For single-token q4 CPU experts, gate and up projections share one OpenMP
dispatch while retaining the same per-row AVX2/NEON arithmetic. This removes
one thread-team launch per RAM expert without activation requantization or a
lower-precision fallback. It is a stepping stone toward a persistent native
CPU expert pool, not a replacement for one.

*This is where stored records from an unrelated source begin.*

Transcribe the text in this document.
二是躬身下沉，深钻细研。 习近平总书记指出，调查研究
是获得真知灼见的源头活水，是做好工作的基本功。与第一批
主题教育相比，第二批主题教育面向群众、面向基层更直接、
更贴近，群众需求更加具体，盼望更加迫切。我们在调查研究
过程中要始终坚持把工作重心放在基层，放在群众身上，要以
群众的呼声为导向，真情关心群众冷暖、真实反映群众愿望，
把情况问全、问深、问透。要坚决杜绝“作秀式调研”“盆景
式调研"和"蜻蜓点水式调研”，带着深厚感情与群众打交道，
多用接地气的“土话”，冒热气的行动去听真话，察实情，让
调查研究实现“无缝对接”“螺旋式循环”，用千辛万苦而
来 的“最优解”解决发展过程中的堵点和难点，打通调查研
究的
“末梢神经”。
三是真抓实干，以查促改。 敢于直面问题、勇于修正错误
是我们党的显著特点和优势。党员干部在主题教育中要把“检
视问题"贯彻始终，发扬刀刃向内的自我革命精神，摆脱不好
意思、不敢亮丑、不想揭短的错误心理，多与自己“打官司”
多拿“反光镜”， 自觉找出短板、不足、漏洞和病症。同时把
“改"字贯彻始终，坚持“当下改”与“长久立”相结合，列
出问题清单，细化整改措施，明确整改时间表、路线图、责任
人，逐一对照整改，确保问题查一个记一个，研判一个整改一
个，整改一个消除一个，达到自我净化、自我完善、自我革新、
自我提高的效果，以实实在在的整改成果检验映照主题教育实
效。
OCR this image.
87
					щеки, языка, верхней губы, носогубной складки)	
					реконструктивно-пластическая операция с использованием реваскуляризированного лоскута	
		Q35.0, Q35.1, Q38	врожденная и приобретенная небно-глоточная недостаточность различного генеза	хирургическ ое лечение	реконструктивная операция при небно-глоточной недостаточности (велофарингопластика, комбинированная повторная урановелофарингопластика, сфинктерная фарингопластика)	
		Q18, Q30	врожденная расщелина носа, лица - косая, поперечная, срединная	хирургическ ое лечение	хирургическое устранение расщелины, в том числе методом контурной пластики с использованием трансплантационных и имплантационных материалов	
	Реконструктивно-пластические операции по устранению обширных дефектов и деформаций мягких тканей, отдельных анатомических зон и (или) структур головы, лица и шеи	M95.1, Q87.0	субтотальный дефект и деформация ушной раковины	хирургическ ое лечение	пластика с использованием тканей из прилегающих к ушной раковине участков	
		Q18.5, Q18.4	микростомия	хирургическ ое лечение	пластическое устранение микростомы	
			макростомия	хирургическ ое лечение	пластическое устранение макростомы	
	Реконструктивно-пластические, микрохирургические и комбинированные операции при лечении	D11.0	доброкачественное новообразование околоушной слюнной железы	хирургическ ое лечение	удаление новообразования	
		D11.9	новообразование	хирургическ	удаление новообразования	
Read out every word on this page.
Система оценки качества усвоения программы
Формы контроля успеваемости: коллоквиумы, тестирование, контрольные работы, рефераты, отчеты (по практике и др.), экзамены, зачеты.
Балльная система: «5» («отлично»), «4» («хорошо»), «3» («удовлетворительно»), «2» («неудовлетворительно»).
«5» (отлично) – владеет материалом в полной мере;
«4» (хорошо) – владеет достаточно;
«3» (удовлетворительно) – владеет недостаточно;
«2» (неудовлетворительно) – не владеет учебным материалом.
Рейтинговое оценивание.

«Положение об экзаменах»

**The expert cache auto-sizes to your RAM** (since 2026-07-10): the engine now *raises* the LRU cap to fill your `--ram` budget instead of only lowering it. Before this fix a 128 GB machine ran with the same 8-experts/layer cache as a 16 GB one (issue #12) — **if you benchmarked colibrì before this date, rerun: your numbers were capped.**
**Router-lookahead prefetch** (`PILOT=1`, experimental): GLM-5.2's expert routing is measurably predictable *ahead of time* — applying layer L+1's router to layer L's post-attention state recalls **71.6%** of the true top-8 (vs 41.3% for "same experts as last token"). `PILOT=1` uses this to issue next-layer expert readahead from a dedicated I/O thread while the current layer computes. On our dev box the disk is already ~80% saturated, so it measures neutral; on machines where compute and disk are balanced (like the Ryzen AI 9 in issue #12: 43% disk / 46% matmul) it should overlap real work — measurements welcome.